- Also known as: Safety First!
- Genre: Variety, Infotainment
- Written by: Lee Hyun-joo, Yoon Yung-kyung, Kim Hye-jung, Jung Ji-hyun, Lee Seo-eon, Park Kyung-jin, Park Min-jung, Sim Pyeong-eon
- Starring: Kim Jong-kook Lee Sang-hun Shin Dong-woo Park Jun-gyu Yu Jae-hwan
- Country of origin: South Korea
- Original language: Korean
- No. of seasons: 1
- No. of episodes: 527

Production
- Executive producer: Lee Hwang-sun
- Producers: Heo Joo-yung, Park Hyun-jin, Koo Min-jung
- Running time: 60 minutes
- Production company: KOEN MEDIA

Original release
- Network: KBS 2TV
- Release: July 9, 2005 (1, First) – April 11, 2016 (527, Final)

= Crisis Escape No. 1 =

South Korean television series

Crisis Escape No. 1 is a 2005 South Korean television program. It aired on KBS 2TV on Monday at 20:55 from July 9, 2005 to April 11, 2016.

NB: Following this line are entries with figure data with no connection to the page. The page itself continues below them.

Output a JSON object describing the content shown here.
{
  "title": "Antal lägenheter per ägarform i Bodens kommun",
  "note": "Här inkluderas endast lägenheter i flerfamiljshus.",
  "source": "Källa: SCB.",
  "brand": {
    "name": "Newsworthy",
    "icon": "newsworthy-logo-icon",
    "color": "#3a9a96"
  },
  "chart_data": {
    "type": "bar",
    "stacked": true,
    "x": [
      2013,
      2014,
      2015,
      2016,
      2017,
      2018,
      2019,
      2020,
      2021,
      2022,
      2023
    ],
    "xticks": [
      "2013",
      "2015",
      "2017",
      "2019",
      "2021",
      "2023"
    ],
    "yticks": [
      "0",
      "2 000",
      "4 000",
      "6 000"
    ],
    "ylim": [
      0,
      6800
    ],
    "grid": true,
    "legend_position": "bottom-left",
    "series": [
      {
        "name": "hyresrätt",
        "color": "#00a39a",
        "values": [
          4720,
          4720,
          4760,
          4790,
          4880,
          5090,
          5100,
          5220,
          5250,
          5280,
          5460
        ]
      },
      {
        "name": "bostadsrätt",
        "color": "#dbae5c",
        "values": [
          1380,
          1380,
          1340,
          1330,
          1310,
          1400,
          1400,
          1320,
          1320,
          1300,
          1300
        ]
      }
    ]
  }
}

The shows aims to inform its viewers about how to overcome various crises that they may encounter in their lives, and claims they will make everyone experts at safety. It not only discusses crises such as natural disasters, it covers the topic of daily crises and how to avoid them, as well as overcoming them.